Le projet SB&WRC est soutenu par le programme européen Interreg VA France (Manche) Angleterre et bénéficie d’un soutien financier du FEDER.

SB&WRC

Duncan Baker-Brown, Dr Ryan Woodard et Dr Ryan Southall, de l’Université de Brighton (Angleterre), en partenariat avec Nick Gant de Community 21 et le Local Works studio mènent les recherches sur un prototype de matériau isolant dans le cadre du programme de recherche européen SB&WRC.

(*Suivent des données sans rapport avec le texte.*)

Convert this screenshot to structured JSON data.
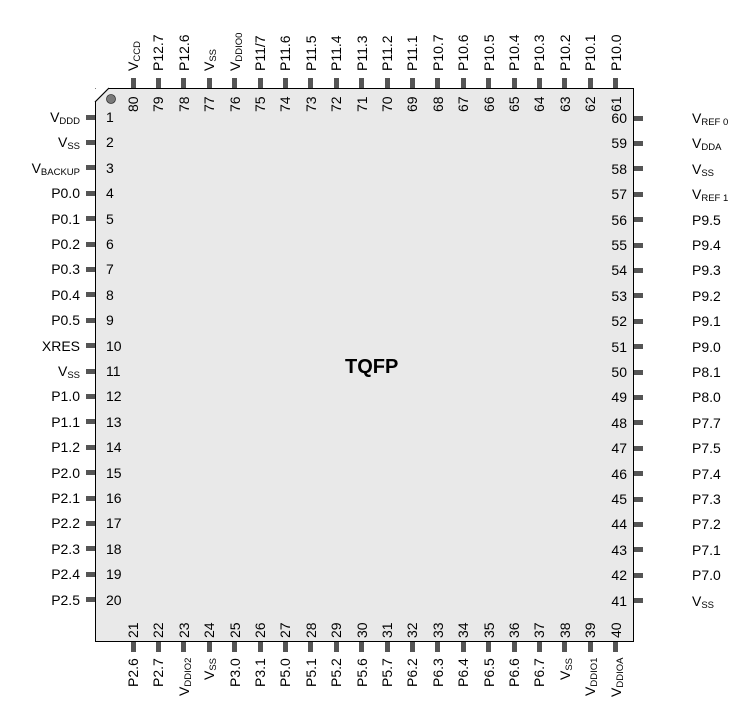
{
  "package_label": "TQFP",
  "left_pins": [
    {
      "num": "1",
      "label": [
        [
          "V",
          ""
        ],
        [
          "DDD",
          "sub"
        ]
      ]
    },
    {
      "num": "2",
      "label": [
        [
          "V",
          ""
        ],
        [
          "SS",
          "sub"
        ]
      ]
    },
    {
      "num": "3",
      "label": [
        [
          "V",
          ""
        ],
        [
          "BACKUP",
          "sub"
        ]
      ]
    },
    {
      "num": "4",
      "label": [
        [
          "P0.0",
          ""
        ]
      ]
    },
    {
      "num": "5",
      "label": [
        [
          "P0.1",
          ""
        ]
      ]
    },
    {
      "num": "6",
      "label": [
        [
          "P0.2",
          ""
        ]
      ]
    },
    {
      "num": "7",
      "label": [
        [
          "P0.3",
          ""
        ]
      ]
    },
    {
      "num": "8",
      "label": [
        [
          "P0.4",
          ""
        ]
      ]
    },
    {
      "num": "9",
      "label": [
        [
          "P0.5",
          ""
        ]
      ]
    },
    {
      "num": "10",
      "label": [
        [
          "XRES",
          ""
        ]
      ]
    },
    {
      "num": "11",
      "label": [
        [
          "V",
          ""
        ],
        [
          "SS",
          "sub"
        ]
      ]
    },
    {
      "num": "12",
      "label": [
        [
          "P1.0",
          ""
        ]
      ]
    },
    {
      "num": "13",
      "label": [
        [
          "P1.1",
          ""
        ]
      ]
    },
    {
      "num": "14",
      "label": [
        [
          "P1.2",
          ""
        ]
      ]
    },
    {
      "num": "15",
      "label": [
        [
          "P2.0",
          ""
        ]
      ]
    },
    {
      "num": "16",
      "label": [
        [
          "P2.1",
          ""
        ]
      ]
    },
    {
      "num": "17",
      "label": [
        [
          "P2.2",
          ""
        ]
      ]
    },
    {
      "num": "18",
      "label": [
        [
          "P2.3",
          ""
        ]
      ]
    },
    {
      "num": "19",
      "label": [
        [
          "P2.4",
          ""
        ]
      ]
    },
    {
      "num": "20",
      "label": [
        [
          "P2.5",
          ""
        ]
      ]
    }
  ],
  "right_pins": [
    {
      "num": "60",
      "label": [
        [
          "V",
          ""
        ],
        [
          "REF 0",
          "sub"
        ]
      ]
    },
    {
      "num": "59",
      "label": [
        [
          "V",
          ""
        ],
        [
          "DDA",
          "sub"
        ]
      ]
    },
    {
      "num": "58",
      "label": [
        [
          "V",
          ""
        ],
        [
          "SS",
          "sub"
        ]
      ]
    },
    {
      "num": "57",
      "label": [
        [
          "V",
          ""
        ],
        [
          "REF 1",
          "sub"
        ]
      ]
    },
    {
      "num": "56",
      "label": [
        [
          "P9.5",
          ""
        ]
      ]
    },
    {
      "num": "55",
      "label": [
        [
          "P9.4",
          ""
        ]
      ]
    },
    {
      "num": "54",
      "label": [
        [
          "P9.3",
          ""
        ]
      ]
    },
    {
      "num": "53",
      "label": [
        [
          "P9.2",
          ""
        ]
      ]
    },
    {
      "num": "52",
      "label": [
        [
          "P9.1",
          ""
        ]
      ]
    },
    {
      "num": "51",
      "label": [
        [
          "P9.0",
          ""
        ]
      ]
    },
    {
      "num": "50",
      "label": [
        [
          "P8.1",
          ""
        ]
      ]
    },
    {
      "num": "49",
      "label": [
        [
          "P8.0",
          ""
        ]
      ]
    },
    {
      "num": "48",
      "label": [
        [
          "P7.7",
          ""
        ]
      ]
    },
    {
      "num": "47",
      "label": [
        [
          "P7.5",
          ""
        ]
      ]
    },
    {
      "num": "46",
      "label": [
        [
          "P7.4",
          ""
        ]
      ]
    },
    {
      "num": "45",
      "label": [
        [
          "P7.3",
          ""
        ]
      ]
    },
    {
      "num": "44",
      "label": [
        [
          "P7.2",
          ""
        ]
      ]
    },
    {
      "num": "43",
      "label": [
        [
          "P7.1",
          ""
        ]
      ]
    },
    {
      "num": "42",
      "label": [
        [
          "P7.0",
          ""
        ]
      ]
    },
    {
      "num": "41",
      "label": [
        [
          "V",
          ""
        ],
        [
          "SS",
          "sub"
        ]
      ]
    }
  ],
  "top_pins": [
    {
      "num": "80",
      "label": [
        [
          "V",
          ""
        ],
        [
          "CCD",
          "sub"
        ]
      ]
    },
    {
      "num": "79",
      "label": [
        [
          "P12.7",
          ""
        ]
      ]
    },
    {
      "num": "78",
      "label": [
        [
          "P12.6",
          ""
        ]
      ]
    },
    {
      "num": "77",
      "label": [
        [
          "V",
          ""
        ],
        [
          "SS",
          "sub"
        ]
      ]
    },
    {
      "num": "76",
      "label": [
        [
          "V",
          ""
        ],
        [
          "DDIO0",
          "sub"
        ]
      ]
    },
    {
      "num": "75",
      "label": [
        [
          "P11/7",
          ""
        ]
      ]
    },
    {
      "num": "74",
      "label": [
        [
          "P11.6",
          ""
        ]
      ]
    },
    {
      "num": "73",
      "label": [
        [
          "P11.5",
          ""
        ]
      ]
    },
    {
      "num": "72",
      "label": [
        [
          "P11.4",
          ""
        ]
      ]
    },
    {
      "num": "71",
      "label": [
        [
          "P11.3",
          ""
        ]
      ]
    },
    {
      "num": "70",
      "label": [
        [
          "P11.2",
          ""
        ]
      ]
    },
    {
      "num": "69",
      "label": [
        [
          "P11.1",
          ""
        ]
      ]
    },
    {
      "num": "68",
      "label": [
        [
          "P10.7",
          ""
        ]
      ]
    },
    {
      "num": "67",
      "label": [
        [
          "P10.6",
          ""
        ]
      ]
    },
    {
      "num": "66",
      "label": [
        [
          "P10.5",
          ""
        ]
      ]
    },
    {
      "num": "65",
      "label": [
        [
          "P10.4",
          ""
        ]
      ]
    },
    {
      "num": "64",
      "label": [
        [
          "P10.3",
          ""
        ]
      ]
    },
    {
      "num": "63",
      "label": [
        [
          "P10.2",
          ""
        ]
      ]
    },
    {
      "num": "62",
      "label": [
        [
          "P10.1",
          ""
        ]
      ]
    },
    {
      "num": "61",
      "label": [
        [
          "P10.0",
          ""
        ]
      ]
    }
  ],
  "bottom_pins": [
    {
      "num": "21",
      "label": [
        [
          "P2.6",
          ""
        ]
      ]
    },
    {
      "num": "22",
      "label": [
        [
          "P2.7",
          ""
        ]
      ]
    },
    {
      "num": "23",
      "label": [
        [
          "V",
          ""
        ],
        [
          "DDIO2",
          "sub"
        ]
      ]
    },
    {
      "num": "24",
      "label": [
        [
          "V",
          ""
        ],
        [
          "SS",
          "sub"
        ]
      ]
    },
    {
      "num": "25",
      "label": [
        [
          "P3.0",
          ""
        ]
      ]
    },
    {
      "num": "26",
      "label": [
        [
          "P3.1",
          ""
        ]
      ]
    },
    {
      "num": "27",
      "label": [
        [
          "P5.0",
          ""
        ]
      ]
    },
    {
      "num": "28",
      "label": [
        [
          "P5.1",
          ""
        ]
      ]
    },
    {
      "num": "29",
      "label": [
        [
          "P5.2",
          ""
        ]
      ]
    },
    {
      "num": "30",
      "label": [
        [
          "P5.6",
          ""
        ]
      ]
    },
    {
      "num": "31",
      "label": [
        [
          "P5.7",
          ""
        ]
      ]
    },
    {
      "num": "32",
      "label": [
        [
          "P6.2",
          ""
        ]
      ]
    },
    {
      "num": "33",
      "label": [
        [
          "P6.3",
          ""
        ]
      ]
    },
    {
      "num": "34",
      "label": [
        [
          "P6.4",
          ""
        ]
      ]
    },
    {
      "num": "35",
      "label": [
        [
          "P6.5",
          ""
        ]
      ]
    },
    {
      "num": "36",
      "label": [
        [
          "P6.6",
          ""
        ]
      ]
    },
    {
      "num": "37",
      "label": [
        [
          "P6.7",
          ""
        ]
      ]
    },
    {
      "num": "38",
      "label": [
        [
          "V",
          ""
        ],
        [
          "SS",
          "sub"
        ]
      ]
    },
    {
      "num": "39",
      "label": [
        [
          "V",
          ""
        ],
        [
          "DDIO1",
          "sub"
        ]
      ]
    },
    {
      "num": "40",
      "label": [
        [
          "V",
          ""
        ],
        [
          "DDIOA",
          "sub"
        ]
      ]
    }
  ]
}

Plus de 7 millions de tonnes de coquillages sont rejetées chaque année par l'industrie des fruits de mer. Ces coquilles sont constituées de plus de 90% de carbonate de calcium. Les coquilles broyées peuvent réduire l'acidité du sol en agriculture ou être distribuées aux poules pondeuses sous forme de supplément de calcium. Cependant, le carbonate de calcium est également un ingrédient courant dans la production de ciment, l’une des plus grandes sources d’émissions de CO2 nocives.

Actuellement, la majeure partie du carbonate de calcium de l’industrie du ciment provient d’exploitations minières de calcaire nuisibles pour l’environnement et non durables. Des chercheurs de l'école d'architecture et de design de l'Université de Brighton, en partenariat avec des consultants spécialisés dans les matériaux, Local Work s Studio, travaillent sur le projet de recherche INTERREG SB&WRC financé par l'Union Européenne, qui examine les possibilités de valorisation des déchets produits localement afin de fournir des matériaux pour l'isolation et le revêtement pare-pluie des ensembles d'habitations sociales.

L’Université de Brighton et ses partenaires se sont associés à des restaurants servant des fruits de mer afin d’en récupérer puis d’en valoriser les coquilles. Ces coquilles peuvent être alors recycler de jolies tuiles pouvant être suspendues à l’extérieur des bâtiments. Un restaurant, «English’s of Brighton», qui jette plus de 50 000 coquilles d’huîtres par an, a fait don de coquilles au projet. Local Works Studio chauffe ces coquilles jusqu’à 900 ° C pour créer de la «chaux vive» et le mélange avec des coquilles d’huîtres broyées non cuites pour former un agrégat. En pressant le mélange dans des moules en silicone, il se produit une réaction chimique naturelle lorsque de l’eau ajoutée au mélange. Cette réaction hydraulique s'apparente au "durcissement" du béton.

Après environ 3 semaines, les carreaux sont suffisamment durs pour être accrochés à un bâtiment. Selon Ben de Local Works : «Nous travaillons sur 50 kg d’huîtres par m2 de carreaux suspendus. Les carreaux d'argile traditionnels pèsent 78 kg / m2. » Nous travaillons donc non seulement avec les déchets, mais le processus de fabrication est plus efficace que le système actuel.